How Do I Level A Cake?

Decorating By shal1234 Updated 15 Jan 2009 , 6:36am by shal1234

shal1234 Posted 14 Jan 2009 , 12:59pm
post #1 of 9

Hi, I am fairly new to the whole world of cake decorating. Can anyone tell me how to level a cake? Thanks!!

8 replies
lchristi27 Posted 14 Jan 2009 , 1:05pm
post #2 of 9

Hi,
There are lots of ways this can be done. If you can, buy an agbay leveler. They are really expensive, but I hear they work great. I have the small wilton leveler which works fine for torting cakes. But it's not the best one.

Also, if you cake the cake out of the pan while it's still hot, then put a cutting board with something heavy on top of it, many times that will level the cake as well.
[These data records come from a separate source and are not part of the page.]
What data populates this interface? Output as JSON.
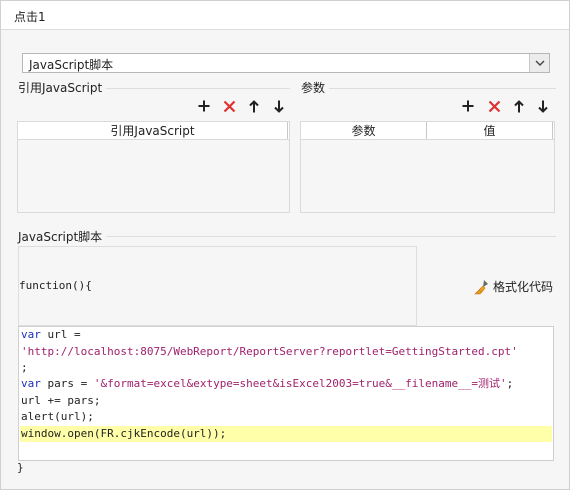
{
  "title": "点击1",
  "script_type_select": {
    "value": "JavaScript脚本"
  },
  "import_section": {
    "label": "引用JavaScript",
    "column_headers": [
      "引用JavaScript"
    ]
  },
  "params_section": {
    "label": "参数",
    "column_headers": [
      "参数",
      "值"
    ]
  },
  "script_section": {
    "label": "JavaScript脚本",
    "function_head": "function(){",
    "function_tail": "}",
    "format_button_label": "格式化代码"
  },
  "code": {
    "l1_kw": "var",
    "l1_rest": " url =",
    "l2_str": "'http://localhost:8075/WebReport/ReportServer?reportlet=GettingStarted.cpt'",
    "l3": ";",
    "l4_kw": "var",
    "l4_mid": " pars = ",
    "l4_str": "'&format=excel&extype=sheet&isExcel2003=true&__filename__=测试'",
    "l4_end": ";",
    "l5": "url += pars;",
    "l6": "alert(url);",
    "l7": "window.open(FR.cjkEncode(url));"
  },
  "icons": {
    "add": "plus-icon",
    "delete": "red-x-icon",
    "up": "arrow-up-icon",
    "down": "arrow-down-icon",
    "format": "broom-icon",
    "dropdown": "chevron-down-icon"
  },
  "colors": {
    "delete": "#e03030",
    "keyword": "#1a2fbf",
    "string": "#a0216d",
    "highlight": "#ffffaa"
  }
}
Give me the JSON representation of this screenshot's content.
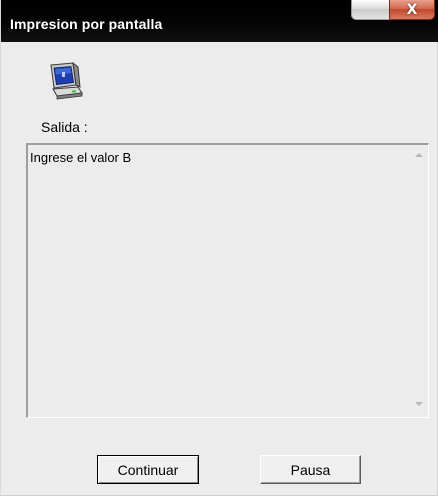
{
  "window": {
    "title": "Impresion por pantalla",
    "close_glyph": "X"
  },
  "icons": {
    "computer": "computer-monitor-icon",
    "close": "close-icon",
    "scroll_up": "scroll-up-arrow-icon",
    "scroll_down": "scroll-down-arrow-icon"
  },
  "output": {
    "label": "Salida :",
    "text": "Ingrese el valor B"
  },
  "buttons": {
    "continue_label": "Continuar",
    "pause_label": "Pausa"
  },
  "colors": {
    "titlebar": "#000000",
    "window_bg": "#ececec",
    "close_button": "#c2472d"
  }
}
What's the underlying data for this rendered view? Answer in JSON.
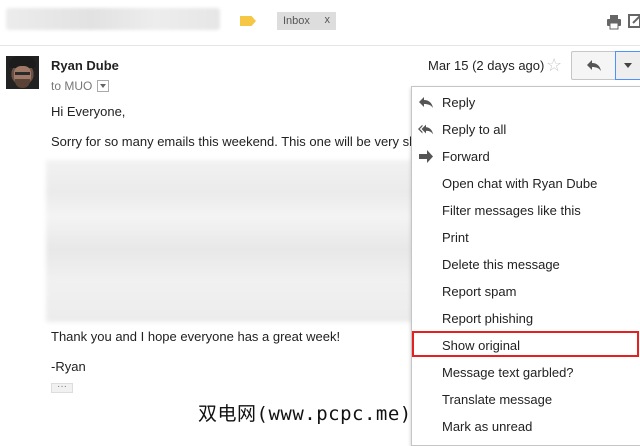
{
  "header": {
    "label_chip": "Inbox",
    "label_chip_remove": "x",
    "label_color": "#f5c744"
  },
  "message": {
    "sender_name": "Ryan Dube",
    "recipient_line": "to MUO",
    "date": "Mar 15 (2 days ago)",
    "greeting": "Hi Everyone,",
    "line1": "Sorry for so many emails this weekend. This one will be very sh",
    "closing": "Thank you and I hope everyone has a great week!",
    "signature": "-Ryan",
    "trimmed_content_label": "···"
  },
  "menu": {
    "items": [
      {
        "label": "Reply",
        "icon": "reply-icon"
      },
      {
        "label": "Reply to all",
        "icon": "reply-all-icon"
      },
      {
        "label": "Forward",
        "icon": "forward-icon"
      },
      {
        "label": "Open chat with Ryan Dube"
      },
      {
        "label": "Filter messages like this"
      },
      {
        "label": "Print"
      },
      {
        "label": "Delete this message"
      },
      {
        "label": "Report spam"
      },
      {
        "label": "Report phishing"
      },
      {
        "label": "Show original"
      },
      {
        "label": "Message text garbled?"
      },
      {
        "label": "Translate message"
      },
      {
        "label": "Mark as unread"
      }
    ],
    "highlight_color": "#e32121"
  },
  "watermark": "双电网(www.pcpc.me)"
}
Two other tips I learned here for getting cakes level during baking-take a flower nail, grease it and put it upside down in the cake batter. It will help bring the heat to the middle of the cake and bake it more evenly. Also if you can get bake-even strips, and wrap them around the cake (Soak them for a bit in cold water first), that helps to get even cakes as well.

icon_smile.gif Lisa

sweetbn Posted 14 Jan 2009 , 1:10pm
post #3 of 9

If the cake has a dome some things you can try are:

- baking the cake at 325 instead of 350, you will need to bake a bit longer
- if using a larger cake pan use a flower nail to help distribute the heat evenly while baking
- using bake even strips, or making your own bake even strips
- cutting the dome off of the cake while it is in the pan using the pan as the guide for the knife

If it is not level because one side is higher than the other when you are adding filling switch the top half of the cake so the high side is on the low side of the bottom and vice versa. (I learned that from Indydebi's advice icon_smile.gif )

I have also seen some people on tv using levels, so if you wanted to get a cheap level to use in the kitchen that might help you out.

HTH

jammjenks Posted 14 Jan 2009 , 1:41pm
post #4 of 9
Quote:
Originally Posted by sweetbn


- cutting the dome off of the cake while it is in the pan using the pan as the guide for the knife




This is what I do. I fill all my pans about 3/4 full so that the whole thing will rise above the edges of the pan. The only time I use an inverted flower nail is when the cake is 12" or larger and I bake every single cake, no matter what size, at 325.

Sweet_Guys Posted 14 Jan 2009 , 9:14pm
post #5 of 9

We learned from another caker to fill the pans 3/4 full. If they're still domed when they come out of the oven, take your cooling rack, place on top, and with your potholders, press down firmly forcing the dome to collapse into the cake. She said that it would make the cake slightly more pound cakish (is that REALLY a word?!) but then after flattening, turn your whole pan and rack over to remove and cool.

Jamm---When you cook your cakes at 325, what time frame do you find they cook in?

Paul & Peter

jammjenks Posted 14 Jan 2009 , 9:51pm
post #6 of 9
Quote:
Originally Posted by Sweet_Guys

Jamm---When you cook your cakes at 325, what time frame do you find they cook in?

Paul & Peter




They do take a little longer to bake. I bake a lot of 11X15 sheets. I use two cake mixes with extenders (so basically the same as 3 mixes) and taht fills it up nicely. Mine bake at 325 for about an hour...or at least that's when I check it. Sometimes it needs a little more time, sometimes it's done then. I also use two batches of pound cake batter for this pan and bake at 325 for 80 minutes. That pound cake recipe is no fail and is in the recipe section (the only recipe I've ever submitted). If I'm baking a 8" round layer, for example, I would fill to 3/4 full and bake at 325 for about 45 minutes. Does that help?

bashini Posted 14 Jan 2009 , 9:51pm
post #7 of 9

Here is a great step by step fromCreative Celebration Cakes,

http://www.creativecelebrationcakes.co.uk/page40.htm

HTH.

kelleym Posted 14 Jan 2009 , 10:29pm
post #8 of 9
shal1234 Posted 15 Jan 2009 , 6:36am
post #9 of 9

thanks everyone, that helps hugely!!